Разбрызгивая ботинками лужи, Илларион пробежал мимо сиротливо стоявшего на своем обычном месте «лендровера» и нырнул в жерло арки. Здесь он разминулся с каким-то тщедушным гуманоидом, чья неровная походка сильно напоминала неуправляемый дрейф без руля и ветрил. Этот несущийся по воле ветра и волн зачарованный странник заметно кренился вправо — пластиковый пакет в его правой руке явно мешал мужичонке сохранять равновесие, вкупе с земным тяготением норовя уложить бедолагу боком на асфальт. Похоже, мужичонка плохо представлял, где находится, куда и зачем идет. Дождевая вода беспрепятственно стекала с голой желтоватой плеши на небритую физиономию и дальше, за поднятый воротник вытертой дерматиновой курточки образца семидесятых годов.
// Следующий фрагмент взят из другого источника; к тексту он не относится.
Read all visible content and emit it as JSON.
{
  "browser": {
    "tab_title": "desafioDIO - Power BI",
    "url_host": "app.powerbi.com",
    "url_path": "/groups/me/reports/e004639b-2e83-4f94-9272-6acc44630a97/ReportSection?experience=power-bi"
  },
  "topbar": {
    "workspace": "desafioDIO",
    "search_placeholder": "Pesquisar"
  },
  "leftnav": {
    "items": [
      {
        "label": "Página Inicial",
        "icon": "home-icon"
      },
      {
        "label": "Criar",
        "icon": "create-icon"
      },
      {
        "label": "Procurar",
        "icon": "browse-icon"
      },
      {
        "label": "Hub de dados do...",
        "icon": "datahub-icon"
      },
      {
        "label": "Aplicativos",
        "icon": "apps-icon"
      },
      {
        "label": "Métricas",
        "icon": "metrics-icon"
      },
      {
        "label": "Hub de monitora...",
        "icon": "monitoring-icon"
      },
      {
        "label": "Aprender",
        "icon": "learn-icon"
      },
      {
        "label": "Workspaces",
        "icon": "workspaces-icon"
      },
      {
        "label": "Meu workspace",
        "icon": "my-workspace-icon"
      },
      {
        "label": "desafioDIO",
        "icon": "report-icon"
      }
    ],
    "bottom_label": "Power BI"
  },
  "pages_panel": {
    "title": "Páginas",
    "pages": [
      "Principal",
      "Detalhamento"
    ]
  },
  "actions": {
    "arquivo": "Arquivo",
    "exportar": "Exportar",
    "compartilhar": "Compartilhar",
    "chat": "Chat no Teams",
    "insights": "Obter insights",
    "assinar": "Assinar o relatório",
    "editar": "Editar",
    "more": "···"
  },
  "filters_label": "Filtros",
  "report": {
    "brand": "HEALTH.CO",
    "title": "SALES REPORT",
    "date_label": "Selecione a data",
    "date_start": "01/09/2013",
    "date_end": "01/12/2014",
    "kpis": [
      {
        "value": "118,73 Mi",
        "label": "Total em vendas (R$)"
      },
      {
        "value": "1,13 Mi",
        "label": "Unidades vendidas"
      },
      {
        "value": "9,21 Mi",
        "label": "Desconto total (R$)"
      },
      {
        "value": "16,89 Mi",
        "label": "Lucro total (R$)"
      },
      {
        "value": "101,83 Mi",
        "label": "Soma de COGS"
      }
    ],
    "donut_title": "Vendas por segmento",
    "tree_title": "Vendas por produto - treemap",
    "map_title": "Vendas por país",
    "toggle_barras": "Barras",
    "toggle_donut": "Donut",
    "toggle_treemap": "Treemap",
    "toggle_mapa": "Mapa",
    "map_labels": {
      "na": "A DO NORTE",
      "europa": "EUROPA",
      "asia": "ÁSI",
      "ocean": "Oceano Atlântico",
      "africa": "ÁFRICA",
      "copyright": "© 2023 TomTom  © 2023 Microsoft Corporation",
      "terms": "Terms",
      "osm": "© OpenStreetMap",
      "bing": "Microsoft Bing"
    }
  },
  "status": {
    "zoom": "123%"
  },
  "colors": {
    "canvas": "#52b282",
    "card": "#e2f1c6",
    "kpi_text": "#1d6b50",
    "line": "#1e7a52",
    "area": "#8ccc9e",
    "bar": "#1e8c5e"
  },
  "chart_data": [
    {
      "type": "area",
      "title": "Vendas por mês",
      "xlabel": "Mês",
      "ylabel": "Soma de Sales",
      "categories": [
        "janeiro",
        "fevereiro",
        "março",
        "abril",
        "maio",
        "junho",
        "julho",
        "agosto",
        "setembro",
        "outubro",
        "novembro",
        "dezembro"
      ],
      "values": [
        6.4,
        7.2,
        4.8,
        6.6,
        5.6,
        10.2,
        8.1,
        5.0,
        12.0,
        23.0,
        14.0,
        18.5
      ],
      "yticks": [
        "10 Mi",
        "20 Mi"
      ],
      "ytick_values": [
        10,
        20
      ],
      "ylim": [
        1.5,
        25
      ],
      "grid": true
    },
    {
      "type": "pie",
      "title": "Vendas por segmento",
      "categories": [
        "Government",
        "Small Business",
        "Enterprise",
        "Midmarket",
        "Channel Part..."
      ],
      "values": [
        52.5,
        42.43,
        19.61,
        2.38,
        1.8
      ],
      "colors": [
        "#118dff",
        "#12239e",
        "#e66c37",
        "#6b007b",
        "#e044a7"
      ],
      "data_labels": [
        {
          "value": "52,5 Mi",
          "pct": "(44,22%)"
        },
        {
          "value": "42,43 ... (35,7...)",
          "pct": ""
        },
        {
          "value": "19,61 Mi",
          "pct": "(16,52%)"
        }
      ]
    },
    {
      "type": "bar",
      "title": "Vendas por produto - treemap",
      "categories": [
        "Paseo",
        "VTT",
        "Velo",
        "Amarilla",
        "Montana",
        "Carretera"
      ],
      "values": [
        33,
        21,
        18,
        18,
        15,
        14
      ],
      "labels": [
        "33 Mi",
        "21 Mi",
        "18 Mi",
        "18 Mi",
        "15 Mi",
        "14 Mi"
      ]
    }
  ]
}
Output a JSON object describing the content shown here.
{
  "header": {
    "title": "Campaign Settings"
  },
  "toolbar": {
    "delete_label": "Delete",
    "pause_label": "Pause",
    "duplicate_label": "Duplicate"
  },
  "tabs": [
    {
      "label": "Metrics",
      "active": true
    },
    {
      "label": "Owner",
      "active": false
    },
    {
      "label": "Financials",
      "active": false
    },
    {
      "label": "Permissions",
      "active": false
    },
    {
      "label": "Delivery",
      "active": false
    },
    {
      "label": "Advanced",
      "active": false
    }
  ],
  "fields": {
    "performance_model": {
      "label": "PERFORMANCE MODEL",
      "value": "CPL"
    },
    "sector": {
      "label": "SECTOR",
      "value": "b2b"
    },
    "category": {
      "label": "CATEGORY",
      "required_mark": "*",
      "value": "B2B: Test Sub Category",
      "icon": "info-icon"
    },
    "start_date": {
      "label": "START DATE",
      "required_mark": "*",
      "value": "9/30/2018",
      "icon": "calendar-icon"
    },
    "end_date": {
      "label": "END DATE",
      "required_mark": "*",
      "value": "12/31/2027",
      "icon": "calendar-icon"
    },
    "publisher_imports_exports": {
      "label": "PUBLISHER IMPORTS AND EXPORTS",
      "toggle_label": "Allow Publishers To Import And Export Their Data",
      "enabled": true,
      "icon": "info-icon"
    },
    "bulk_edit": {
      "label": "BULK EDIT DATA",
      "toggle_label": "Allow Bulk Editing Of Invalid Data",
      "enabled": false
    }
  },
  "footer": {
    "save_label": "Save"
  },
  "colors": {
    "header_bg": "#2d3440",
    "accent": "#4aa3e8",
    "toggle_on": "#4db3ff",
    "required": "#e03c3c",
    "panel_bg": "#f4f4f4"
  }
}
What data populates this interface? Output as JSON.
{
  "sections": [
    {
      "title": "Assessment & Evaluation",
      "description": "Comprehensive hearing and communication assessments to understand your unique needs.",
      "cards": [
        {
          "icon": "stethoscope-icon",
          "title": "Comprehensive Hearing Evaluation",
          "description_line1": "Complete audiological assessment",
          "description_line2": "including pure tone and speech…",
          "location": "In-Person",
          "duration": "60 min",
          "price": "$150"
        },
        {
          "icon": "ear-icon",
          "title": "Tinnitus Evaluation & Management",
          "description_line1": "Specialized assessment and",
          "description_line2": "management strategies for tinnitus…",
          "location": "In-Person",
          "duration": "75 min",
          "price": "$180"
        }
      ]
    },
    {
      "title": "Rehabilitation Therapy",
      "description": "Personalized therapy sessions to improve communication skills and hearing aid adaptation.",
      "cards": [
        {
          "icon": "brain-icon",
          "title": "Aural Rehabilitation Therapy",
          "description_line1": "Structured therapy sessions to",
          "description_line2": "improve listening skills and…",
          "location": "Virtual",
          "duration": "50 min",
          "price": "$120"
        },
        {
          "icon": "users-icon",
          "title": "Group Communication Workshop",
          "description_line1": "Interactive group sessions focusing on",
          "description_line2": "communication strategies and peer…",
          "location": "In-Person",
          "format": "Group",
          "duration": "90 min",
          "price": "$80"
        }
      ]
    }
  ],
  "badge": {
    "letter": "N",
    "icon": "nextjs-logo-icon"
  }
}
Гуманоид курил, пряча сигарету от дождя в синем от наколок кулаке. Пробегая мимо, Илларион с удивлением уловил аромат вирджинского табака и явно диссонирующий с ним здоровый дух самогонного перегара.
При виде полоумного бегуна в камуфляже мужичонка не проявил никаких эмоций — просто скользнул по фигуре Забродова пустым взглядом мутных, розовых с перепоя глаз и кособоко ввинтился во двор. Илларион же, мысленно пожав плечами, продолжал пробежку.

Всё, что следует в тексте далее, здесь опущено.